Ambulance Girls_A Gritty Wartime Saga Set in the London Blitz by Deborah Burrows

Ambulance Girls_A Gritty Wartime Saga Set in the London Blitz by Deborah Burrows

Author:Deborah Burrows [Burrows, Deborah]
Language: eng
Format: epub
ISBN: 9781785037764
Amazon: B01GR49CGU
Publisher: Ebury Digital
Published: 2016-09-22T00:00:00+00:00


CHAPTER EIGHTEEN

It was, of course, nothing like my wedding in 1937.

That had taken place in St George’s, Hanover Square and we had three hundred guests. Lily’s wedding to Jim was at the local register office and their guests numbered ten. My gown had been of parchment moiré with a beautiful lace veil that had swept the aisle behind me; Lily wore the blue dress that Katherine had made and a chic little blue-and-white hat. I had carried a huge bouquet of orange blossom; Lily’s small posy was lily of the valley and its scent filled the room. Six bridesmaids wearing white net frocks with crimson velvet sashes had attended me; Lily walked in alone to join Jim, who stood tall and handsome in his RAF uniform, at the registrar’s desk. His only sign of nervousness was the imaginary tune tapped out by his fingers on his leg, but when Lily entered the room it was as if he had seen a vision. And when she smiled at him…

It was not in the slightest like my wedding, because it was so very much nicer.

The guests were a mixture of British and Australian. Katherine Carlow, the Matron of Honour, was English. The Best Man, Peter Creighton, was Scottish and looked dashing in his Scots Guards dress uniform, complete with sword. The other Australians were Pamela Beresford, the daughter of an Australian bishop and a close friend of Lily’s who also had a flat at St Andrew’s, two Australian pilots from Jim’s former RAF squadron, Fred Harland and Mike Corrs, and Fred’s wife, Frances. Mike’s wife, Annette, was English, as was another of Jim’s pilot friends, Gerald Wilde. He was a slightly built young pilot officer who hailed from Manchester and took an immediate and obvious fancy to Pam. As for me, save for my little French grandmother, my family had been British since the Conquest. The final guest was the very British, Harrow-educated Simon Levy.

After the wedding we were invited by Jim and Lily to join them for dinner and dancing at the Dorchester.

‘It was where Jim took me for tea, the very first time we went out together,’ Lily said, laughing, as we gathered around them on the steps of the register office in the lengthening gloom of a January afternoon. Beyond the portico, snow had begun to fall steadily.

‘How romantic,’ said Frances, the Australian RAF wife.

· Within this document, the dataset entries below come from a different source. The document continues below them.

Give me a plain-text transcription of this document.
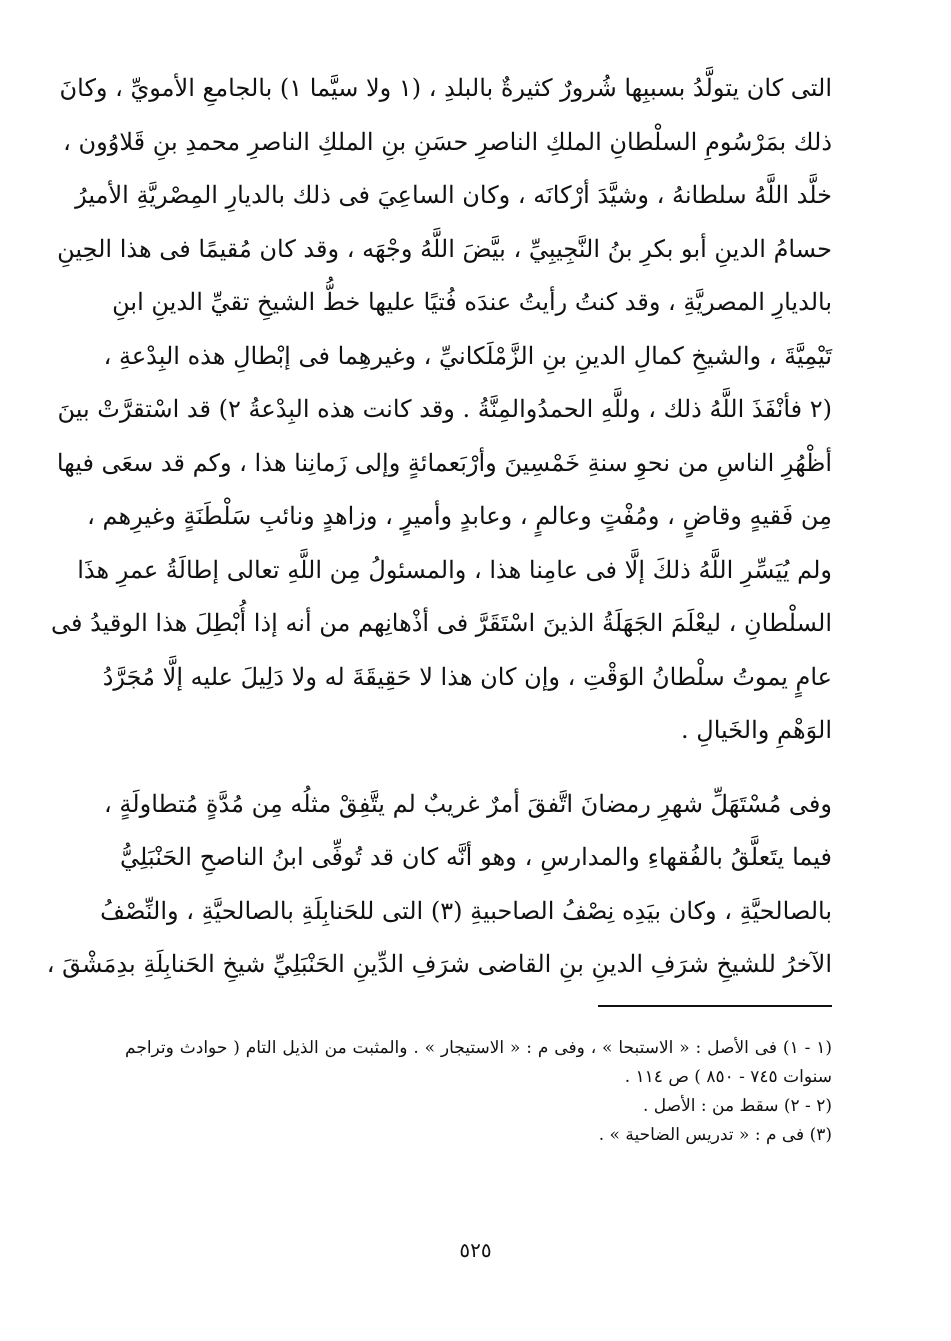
التى كان يتولَّدُ بسببِها شُرورٌ كثيرةٌ بالبلدِ ، (١ ولا سيَّما ١) بالجامعِ الأمويِّ ، وكانَ
ذلك بمَرْسُومِ السلْطانِ الملكِ الناصرِ حسَنِ بنِ الملكِ الناصرِ محمدِ بنِ قَلاوُون ،
خلَّد اللَّهُ سلطانهُ ، وشيَّدَ أرْكانَه ، وكان الساعِيَ فى ذلك بالديارِ المِصْريَّةِ الأميرُ
حسامُ الدينِ أبو بكرِ بنُ النَّجِيبِيِّ ، بيَّضَ اللَّهُ وجْهَه ، وقد كان مُقيمًا فى هذا الحِينِ
بالديارِ المصريَّةِ ، وقد كنتُ رأيتُ عندَه فُتيًا عليها خطُّ الشيخِ تقيِّ الدينِ ابنِ
تَيْمِيَّةَ ، والشيخِ كمالِ الدينِ بنِ الزَّمْلَكانيِّ ، وغيرهِما فى إبْطالِ هذه البِدْعةِ ،
(٢ فأنْفَذَ اللَّهُ ذلك ، وللَّهِ الحمدُوالمِنَّةُ . وقد كانت هذه البِدْعةُ ٢) قد اسْتقرَّتْ بينَ
أظْهُرِ الناسِ من نحوِ سنةِ خَمْسِينَ وأرْبَعمائةٍ وإلى زَمانِنا هذا ، وكم قد سعَى فيها
مِن فَقيهٍ وقاضٍ ، ومُفْتٍ وعالمٍ ، وعابدٍ وأميرٍ ، وزاهدٍ ونائبِ سَلْطَنَةٍ وغيرِهم ،
ولم يُيَسِّرِ اللَّهُ ذلكَ إلَّا فى عامِنا هذا ، والمسئولُ مِن اللَّهِ تعالى إطالَةُ عمرِ هذَا
السلْطانِ ، ليعْلَمَ الجَهَلَةُ الذينَ اسْتَقَرَّ فى أذْهانِهم من أنه إذا أُبْطِلَ هذا الوقيدُ فى
عامٍ يموتُ سلْطانُ الوَقْتِ ، وإن كان هذا لا حَقِيقَةَ له ولا دَلِيلَ عليه إلَّا مُجَرَّدُ
الوَهْمِ والخَيالِ .
وفى مُسْتَهَلِّ شهرِ رمضانَ اتَّفقَ أمرٌ غريبٌ لم يتَّفِقْ مثلُه مِن مُدَّةٍ مُتطاولَةٍ ،
فيما يتَعلَّقُ بالفُقهاءِ والمدارسِ ، وهو أنَّه كان قد تُوفِّى ابنُ الناصحِ الحَنْبَلِيُّ
بالصالحيَّةِ ، وكان بيَدِه نِصْفُ الصاحبيةِ (٣) التى للحَنابِلَةِ بالصالحيَّةِ ، والنِّصْفُ
الآخرُ للشيخِ شرَفِ الدينِ بنِ القاضى شرَفِ الدِّينِ الحَنْبَلِيِّ شيخِ الحَنابِلَةِ بدِمَشْقَ ،
(١ - ١) فى الأصل : « الاستبحا » ، وفى م : « الاستيجار » . والمثبت من الذيل التام ( حوادث وتراجم
سنوات ٧٤٥ - ٨٥٠ ) ص ١١٤ .
(٢ - ٢) سقط من : الأصل .
(٣) فى م : « تدريس الضاحية » .
٥٢٥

‘Not really.’ Lily exchanged glances with Jim. ‘I thought he was boring and he thought I was in love with Da—with someone else. Not an auspicious beginning.’ Lily threw him a cheeky smile. ‘And he didn’t even kiss me goodnight.’

‘I wanted to,’ he replied, bending down and pulling her close. ‘Will this make up for it?’ He kissed her for what seemed a long time, to the sound of whoops from the Australian airmen.

‘Not quite,’ she said, when she came up for air. ‘The matter requires further negotiation.’

‘I married a barrack-room lawyer.’ Jim raised an eyebrow and gave a look of mock horror. Then he glanced up at the darkening sky.